Uncertainty in Law Circles Over New Rules for Judges
By John Schwartz
The New York Times
June 10, 2009
Lawyers across the country said Tuesday that a Supreme Court ruling on conflicts of interest among elected judges could prompt a deluge of requests for judges to recuse themselves from cases. But judges predicted that few situations would involve conflicts serious enough for the new ruling to apply.
On Monday, the court ruled that judges must remove themselves from cases that involve people who donated huge sums to help them get elected. While judges and lawyers might disagree on the consequences, legal experts said that either way, scrutiny would increase.
“You’re going to see a much greater analysis put to the campaign contributions that elected judges get,” said H. Thomas Wells Jr., the president of the American Bar Association.
The court, in a 5-to-4 opinion written by Justice Anthony M. Kennedy, ruled that the Constitution requires judge to disqualify themselves from hearing a case when campaign spending by an interested party had “disproportionate influence” on a case that was “pending or imminent.”
The decision did not set detailed standards for recusal, but said the extreme facts presented in the case clearly crossed a line. In the case, Caperton v. A. T. Massey Coal Company, a coal executive had spent $3 million to help elect a justice of the West Virginia Supreme Court. The justice then voted twice to throw out a $50 million judgment against the executive’s company.
The court left many questions unanswered, inviting the states to sort out where the lines should be drawn to determine when recusal was appropriate. Some judges and legal analysts said the ruling would not have an enormous effect on judges, because contributions as large as the West Virginia ones were rare.
“I wouldn’t think you would find judges panicking” and saying “Whoo! I’d better go over my docket!” said Bradley A. Smith, chairman of the Center for Competitive Politics, a group that opposes campaign regulations on First Amendment grounds.
Mr. Smith called the ruling “sort of the Bush v. Gore of campaign finance law,” referring to the Supreme Court opinion that decided the 2000 presidential election. That ruling was written in a way intended to give it little value as a legal precedent.
Still, Mr. Smith added, if the first lower courts to apply the case give Caperton a broad reading, “then you would start to see the floodgates open.”
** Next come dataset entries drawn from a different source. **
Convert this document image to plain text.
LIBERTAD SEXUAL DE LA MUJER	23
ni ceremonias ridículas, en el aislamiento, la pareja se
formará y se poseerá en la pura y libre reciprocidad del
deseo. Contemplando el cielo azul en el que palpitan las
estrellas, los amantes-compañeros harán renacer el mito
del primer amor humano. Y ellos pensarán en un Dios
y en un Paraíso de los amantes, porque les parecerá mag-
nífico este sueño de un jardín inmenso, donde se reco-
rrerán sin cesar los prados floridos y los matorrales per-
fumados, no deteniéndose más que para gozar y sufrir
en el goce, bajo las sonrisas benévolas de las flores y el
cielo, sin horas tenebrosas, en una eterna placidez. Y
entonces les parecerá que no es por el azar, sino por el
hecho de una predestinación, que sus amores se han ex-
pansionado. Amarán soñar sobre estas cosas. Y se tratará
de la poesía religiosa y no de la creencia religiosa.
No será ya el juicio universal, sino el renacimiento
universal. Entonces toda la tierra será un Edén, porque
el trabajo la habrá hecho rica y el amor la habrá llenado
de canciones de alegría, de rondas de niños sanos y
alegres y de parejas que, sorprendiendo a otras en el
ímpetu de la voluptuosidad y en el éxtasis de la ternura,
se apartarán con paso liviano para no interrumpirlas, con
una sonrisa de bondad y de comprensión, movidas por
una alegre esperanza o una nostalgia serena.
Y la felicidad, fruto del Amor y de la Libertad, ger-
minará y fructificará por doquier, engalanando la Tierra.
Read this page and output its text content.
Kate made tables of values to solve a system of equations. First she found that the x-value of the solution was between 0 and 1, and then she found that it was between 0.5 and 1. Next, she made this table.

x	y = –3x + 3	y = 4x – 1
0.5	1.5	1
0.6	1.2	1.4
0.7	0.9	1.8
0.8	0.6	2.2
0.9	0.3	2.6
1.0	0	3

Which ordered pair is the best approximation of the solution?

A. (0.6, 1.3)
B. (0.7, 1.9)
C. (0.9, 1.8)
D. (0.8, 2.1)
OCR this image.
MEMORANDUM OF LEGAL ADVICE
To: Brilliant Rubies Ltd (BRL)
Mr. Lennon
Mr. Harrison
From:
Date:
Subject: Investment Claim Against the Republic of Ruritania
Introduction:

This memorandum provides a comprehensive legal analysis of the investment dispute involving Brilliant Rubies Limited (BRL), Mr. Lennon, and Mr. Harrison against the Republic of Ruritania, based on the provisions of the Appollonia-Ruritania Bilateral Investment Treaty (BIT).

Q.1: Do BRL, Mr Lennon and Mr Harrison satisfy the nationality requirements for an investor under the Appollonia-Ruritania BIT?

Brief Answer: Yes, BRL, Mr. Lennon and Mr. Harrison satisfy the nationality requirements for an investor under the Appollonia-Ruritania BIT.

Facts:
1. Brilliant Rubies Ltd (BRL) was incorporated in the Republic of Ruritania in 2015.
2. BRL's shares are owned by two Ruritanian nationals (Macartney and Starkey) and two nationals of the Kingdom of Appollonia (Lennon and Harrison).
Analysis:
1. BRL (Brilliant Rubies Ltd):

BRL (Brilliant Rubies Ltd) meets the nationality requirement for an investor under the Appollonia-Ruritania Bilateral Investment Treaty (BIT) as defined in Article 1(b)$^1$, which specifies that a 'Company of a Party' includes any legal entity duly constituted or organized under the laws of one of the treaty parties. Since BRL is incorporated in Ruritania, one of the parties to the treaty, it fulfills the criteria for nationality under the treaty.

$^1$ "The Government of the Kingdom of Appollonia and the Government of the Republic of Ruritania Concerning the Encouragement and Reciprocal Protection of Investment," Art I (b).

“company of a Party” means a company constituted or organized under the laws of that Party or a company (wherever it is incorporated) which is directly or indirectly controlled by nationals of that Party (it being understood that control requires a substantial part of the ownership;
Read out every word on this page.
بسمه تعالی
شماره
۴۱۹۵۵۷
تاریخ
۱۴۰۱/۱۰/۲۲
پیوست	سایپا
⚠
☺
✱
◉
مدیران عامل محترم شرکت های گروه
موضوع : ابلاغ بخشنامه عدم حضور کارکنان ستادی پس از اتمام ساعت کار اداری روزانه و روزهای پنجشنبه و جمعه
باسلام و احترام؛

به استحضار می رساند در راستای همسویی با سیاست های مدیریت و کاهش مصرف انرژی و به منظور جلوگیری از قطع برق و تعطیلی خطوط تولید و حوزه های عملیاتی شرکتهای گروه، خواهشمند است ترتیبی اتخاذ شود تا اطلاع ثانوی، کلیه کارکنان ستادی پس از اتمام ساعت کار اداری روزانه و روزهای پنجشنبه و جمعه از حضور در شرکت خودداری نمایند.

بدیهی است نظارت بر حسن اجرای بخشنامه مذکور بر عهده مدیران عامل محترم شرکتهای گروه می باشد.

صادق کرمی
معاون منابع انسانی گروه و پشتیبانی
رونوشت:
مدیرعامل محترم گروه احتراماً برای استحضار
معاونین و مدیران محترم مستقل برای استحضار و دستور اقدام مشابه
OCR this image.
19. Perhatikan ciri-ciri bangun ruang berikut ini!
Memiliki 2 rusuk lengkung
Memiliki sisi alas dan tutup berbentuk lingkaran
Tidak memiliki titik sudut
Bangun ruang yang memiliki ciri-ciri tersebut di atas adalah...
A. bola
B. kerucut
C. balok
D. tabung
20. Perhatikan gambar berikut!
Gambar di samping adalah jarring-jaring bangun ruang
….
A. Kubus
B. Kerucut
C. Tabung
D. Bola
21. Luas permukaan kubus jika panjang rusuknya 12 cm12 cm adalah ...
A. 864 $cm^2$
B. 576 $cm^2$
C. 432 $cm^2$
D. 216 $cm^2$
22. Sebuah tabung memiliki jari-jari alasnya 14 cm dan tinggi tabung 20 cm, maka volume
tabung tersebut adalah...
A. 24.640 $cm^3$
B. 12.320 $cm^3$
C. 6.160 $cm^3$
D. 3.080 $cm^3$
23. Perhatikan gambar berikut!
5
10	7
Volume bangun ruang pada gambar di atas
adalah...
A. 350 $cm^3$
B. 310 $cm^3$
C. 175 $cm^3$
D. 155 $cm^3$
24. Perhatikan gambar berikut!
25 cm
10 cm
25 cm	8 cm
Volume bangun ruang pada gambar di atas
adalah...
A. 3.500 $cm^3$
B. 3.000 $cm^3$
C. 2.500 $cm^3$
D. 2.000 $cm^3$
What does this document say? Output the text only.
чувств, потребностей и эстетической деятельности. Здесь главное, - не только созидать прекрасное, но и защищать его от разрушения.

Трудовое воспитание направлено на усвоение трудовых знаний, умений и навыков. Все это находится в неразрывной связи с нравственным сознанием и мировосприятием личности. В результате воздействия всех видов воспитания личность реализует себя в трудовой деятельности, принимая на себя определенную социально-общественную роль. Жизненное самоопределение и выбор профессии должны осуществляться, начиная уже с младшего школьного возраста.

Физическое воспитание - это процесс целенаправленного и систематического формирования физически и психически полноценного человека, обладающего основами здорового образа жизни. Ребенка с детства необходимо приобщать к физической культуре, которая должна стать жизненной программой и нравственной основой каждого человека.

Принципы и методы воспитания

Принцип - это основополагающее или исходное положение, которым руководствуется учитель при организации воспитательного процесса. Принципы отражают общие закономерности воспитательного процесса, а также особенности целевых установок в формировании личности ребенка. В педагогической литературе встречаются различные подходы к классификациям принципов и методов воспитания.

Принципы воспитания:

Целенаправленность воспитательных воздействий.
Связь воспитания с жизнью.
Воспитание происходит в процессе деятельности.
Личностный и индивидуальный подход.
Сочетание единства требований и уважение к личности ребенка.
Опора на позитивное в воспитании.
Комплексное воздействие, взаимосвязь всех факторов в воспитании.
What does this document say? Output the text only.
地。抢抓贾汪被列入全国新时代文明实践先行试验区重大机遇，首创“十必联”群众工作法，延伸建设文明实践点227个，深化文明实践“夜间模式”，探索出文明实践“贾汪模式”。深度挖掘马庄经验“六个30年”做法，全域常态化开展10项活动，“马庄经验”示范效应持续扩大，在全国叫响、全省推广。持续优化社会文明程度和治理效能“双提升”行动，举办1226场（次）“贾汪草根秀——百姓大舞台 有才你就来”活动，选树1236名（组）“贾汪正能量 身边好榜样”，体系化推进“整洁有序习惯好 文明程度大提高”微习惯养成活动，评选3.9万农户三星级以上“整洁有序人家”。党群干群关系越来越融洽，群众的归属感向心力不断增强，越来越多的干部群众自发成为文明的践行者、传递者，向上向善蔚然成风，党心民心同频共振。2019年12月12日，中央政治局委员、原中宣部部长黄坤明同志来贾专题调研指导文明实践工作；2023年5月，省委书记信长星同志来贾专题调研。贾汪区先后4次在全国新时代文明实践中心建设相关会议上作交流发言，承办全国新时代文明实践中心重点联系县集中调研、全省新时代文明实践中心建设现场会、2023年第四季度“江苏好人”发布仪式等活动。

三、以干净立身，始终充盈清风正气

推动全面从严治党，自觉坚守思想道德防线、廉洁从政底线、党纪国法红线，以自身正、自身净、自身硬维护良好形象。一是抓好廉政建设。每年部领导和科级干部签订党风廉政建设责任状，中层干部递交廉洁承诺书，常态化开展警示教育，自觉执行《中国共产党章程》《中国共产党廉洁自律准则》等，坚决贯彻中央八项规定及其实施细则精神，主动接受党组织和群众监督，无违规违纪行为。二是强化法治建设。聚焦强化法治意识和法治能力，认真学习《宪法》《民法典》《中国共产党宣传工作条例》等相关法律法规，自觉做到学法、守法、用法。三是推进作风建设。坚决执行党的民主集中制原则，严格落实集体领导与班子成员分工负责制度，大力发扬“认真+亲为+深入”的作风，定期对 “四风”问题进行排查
Lawyers, meanwhile, see opportunity. John Wesley Hall Jr., who has a practice in Little Rock, Ark., sees a future full of motions from lawyers like him demanding that judges step aside. Mr. Hall has filed such motions in the past, but said the new ruling “gives us an issue to argue” on constitutional grounds.
Some states are already reviewing where the line should be drawn. Wisconsin’s Supreme Court has announced that it will hold rule-making hearings in the fall on the influence of political contributions, based on petitions from the League of Women Voters and the Wisconsin Realtors Association.
To Mr. Wells of the bar association, the Caperton decision suggests that states should have tough standards on recusal like those proposed in the association’s model code of judicial conduct, including an “absolute dollar amount” for contributions to trigger recusal, determined state by state.
Has the proposal been broadly adopted?
“Not very,” Mr. Wells said. Just two states have gone in that direction.
Thomas R. Phillips, a former chief justice of the Texas Supreme Court, said the case showed the problems inherent in electing judges, a practice virtually unique to the United States.
Mr. Phillips, who filed a brief in the case on behalf of the Conference of Chief Justices, said states like Texas turned to judicial elections in the 19th century in part because political appointments were seen as corrupt. Those early races, he said, “were essentially money free — maybe a little whiskey at the polls.”
The world has changed since then, Mr. Phillips said, with money rising in importance. The best result of the case just decided would be “to reignite the national debate on how we choose our state judges,” he said.
Rebecca Love Kourlis, executive director of Institute for the Advancement of the American Legal System at the University of Denver and a former justice of the Colorado Supreme Court, noted that Arizona, California, Colorado and Utah appointed their judges but then held periodic elections to keep them on the bench.
“There’s a way to choose that makes a whole lot of sense,” Ms. Kourlis said, “and doesn’t get you into this political quagmire.”
Judges like Alabama’s chief justice, Sue Bell Cobb, said few cases would be likely to trigger the constitutional scrutiny set out by the Supreme Court in Caperton. Judges, Justice Cobb said, will still generally be guided by local canons of ethics.
But she suggested that there would be greater scrutiny after Caperton and said it would be “a good thing” because it will push judges to be more careful.
“All the court system has is the public’s respect,” Justice Cobb said. “If we lose the respect, we don’t have anything.”